Qiao ordered nearby fishermen to dive into the water, and to salvage whatever is below. They retrieved a male body, about thirty years old. The body was still intact, and there was a big stone tied to its back, with a bridal around the neck.
Qiao said to the birds, “Please bring us to the murderer.”
The birds led the way with the two wardens in front and several people trailing behind. They reached a hut under a big tree in Pinggang village. The birds made a lot of noise in front of the hut, and drove Zhang Xing to come out. The two birds flew onto Zhang’s shoulder and continued to make noises. Zhang became enraged and hit the birds. The birds flew to the roof and continued to make noise.
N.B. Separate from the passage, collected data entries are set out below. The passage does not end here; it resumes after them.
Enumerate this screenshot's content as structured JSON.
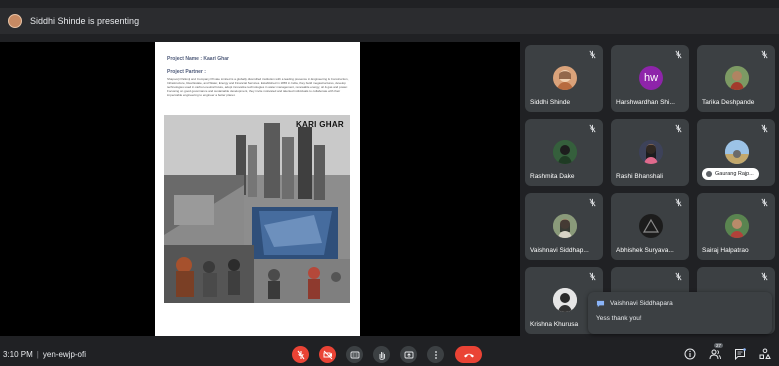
{
  "presenter_bar": {
    "text": "Siddhi Shinde is presenting"
  },
  "document": {
    "project_name": "Project Name : Kaari Ghar",
    "project_partner_heading": "Project Partner :",
    "body_text": "Shapoorji Pallonji and Company Private Limited is a globally diversified institution with a leading presence in Engineering & Construction, Infrastructure, Real Estate, and Water, Energy and Financial Services. Established in 1865 in India, they build megastructures, develop technologies used in carbon-neutral future, adopt innovative technologies in water management, renewable energy, oil & gas and power. Focusing on good governance and sustainable development, they invite motivated and talented individuals to collaborate with their impeccable engineering to engineer a better planet.",
    "collage_title": "KARI GHAR"
  },
  "participants": [
    {
      "name": "Siddhi Shinde",
      "avatar": "photo"
    },
    {
      "name": "Harshwardhan Shi...",
      "avatar": "initials",
      "initials": "hw"
    },
    {
      "name": "Tarika Deshpande",
      "avatar": "photo"
    },
    {
      "name": "Rashmita Dake",
      "avatar": "photo"
    },
    {
      "name": "Rashi Bhanshali",
      "avatar": "photo"
    },
    {
      "name": "Gaurang Rajp...",
      "avatar": "photo"
    },
    {
      "name": "Vaishnavi Siddhap...",
      "avatar": "photo"
    },
    {
      "name": "Abhishek Suryava...",
      "avatar": "icon"
    },
    {
      "name": "Sairaj Halpatrao",
      "avatar": "photo"
    },
    {
      "name": "Krishna Khurusa",
      "avatar": "photo"
    }
  ],
  "chat_toast": {
    "sender": "Vaishnavi Siddhapara",
    "message": "Yess thank you!"
  },
  "bottom_bar": {
    "time": "3:10 PM",
    "separator": "|",
    "meeting_code": "yen-ewjp-ofi",
    "participant_count": "27"
  },
  "colors": {
    "accent_red": "#ea4335",
    "hw_avatar": "#8e24aa",
    "tile_bg": "#3c4043",
    "background": "#202124"
  },
  "icons": [
    "mic-off-icon",
    "camera-off-icon",
    "captions-icon",
    "raise-hand-icon",
    "present-icon",
    "more-options-icon",
    "end-call-icon",
    "info-icon",
    "people-icon",
    "chat-icon",
    "activities-icon",
    "chat-bubble-icon"
  ]
}
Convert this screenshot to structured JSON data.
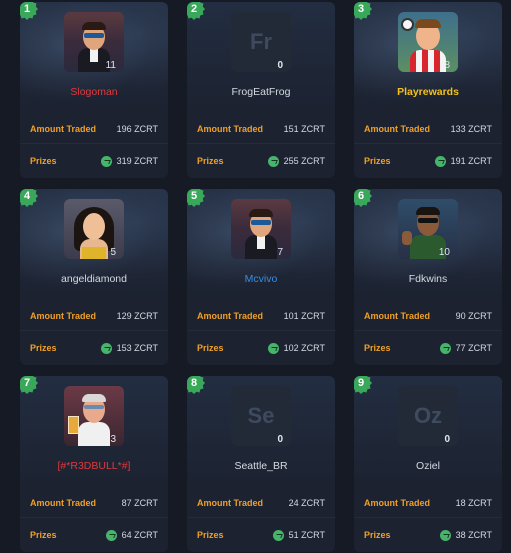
{
  "players": [
    {
      "rank": "1",
      "name": "Slogoman",
      "name_color": "red",
      "avatar": "suit-shades",
      "level": "11",
      "traded": "196 ZCRT",
      "prize": "319 ZCRT"
    },
    {
      "rank": "2",
      "name": "FrogEatFrog",
      "name_color": "default",
      "avatar": "initials",
      "initials": "Fr",
      "level": "0",
      "traded": "151 ZCRT",
      "prize": "255 ZCRT"
    },
    {
      "rank": "3",
      "name": "Playrewards",
      "name_color": "gold",
      "avatar": "soccer",
      "level": "8",
      "traded": "133 ZCRT",
      "prize": "191 ZCRT"
    },
    {
      "rank": "4",
      "name": "angeldiamond",
      "name_color": "default",
      "avatar": "woman",
      "level": "5",
      "traded": "129 ZCRT",
      "prize": "153 ZCRT"
    },
    {
      "rank": "5",
      "name": "Mcvivo",
      "name_color": "blue",
      "avatar": "suit-shades",
      "level": "7",
      "traded": "101 ZCRT",
      "prize": "102 ZCRT"
    },
    {
      "rank": "6",
      "name": "Fdkwins",
      "name_color": "default",
      "avatar": "thumbs-up",
      "level": "10",
      "traded": "90 ZCRT",
      "prize": "77 ZCRT"
    },
    {
      "rank": "7",
      "name": "[#*R3DBULL*#]",
      "name_color": "red",
      "avatar": "old-man-drink",
      "level": "3",
      "traded": "87 ZCRT",
      "prize": "64 ZCRT"
    },
    {
      "rank": "8",
      "name": "Seattle_BR",
      "name_color": "default",
      "avatar": "initials",
      "initials": "Se",
      "level": "0",
      "traded": "24 ZCRT",
      "prize": "51 ZCRT"
    },
    {
      "rank": "9",
      "name": "Oziel",
      "name_color": "default",
      "avatar": "initials",
      "initials": "Oz",
      "level": "0",
      "traded": "18 ZCRT",
      "prize": "38 ZCRT"
    }
  ],
  "labels": {
    "amount_traded": "Amount Traded",
    "prizes": "Prizes"
  },
  "colors": {
    "background": "#151a24",
    "card": "#1c2230",
    "label": "#f0a028",
    "rank_badge": "#3aa85a",
    "coin": "#46b46a",
    "name_red": "#e0393e",
    "name_gold": "#f2c21b",
    "name_blue": "#3d8bdc"
  },
  "icons": {
    "prize": "green-coin-icon"
  }
}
The warden said to Zhang, “Bring your donkey and come with us.”
Zhang Xing saw the rope around the waist of the warden and recognized it. He suddenly recollected that his was the same rope that he used to strangle the merchant. He knew that his crime has been exposed. He was shocked.
After interrogation, Zhang admitted that he murdered the merchant and took the loot of forty taels of silver. After searching Zhang’s hut, the warden found the loot, and Zhang was convicted.
The merchant’s body was later buried in the eastern side of the city. The two birds flew to the grave, bowed in front of it to show their gratitude, and then flew around the grave for a long time, unwilling to leave, as they sang a sad song.
The moral of the story is that when people do bad things, they may think that nobody is watching, and they never expect that Heaven can see them from above, but nonetheless they cannot escape from their wicked deeds.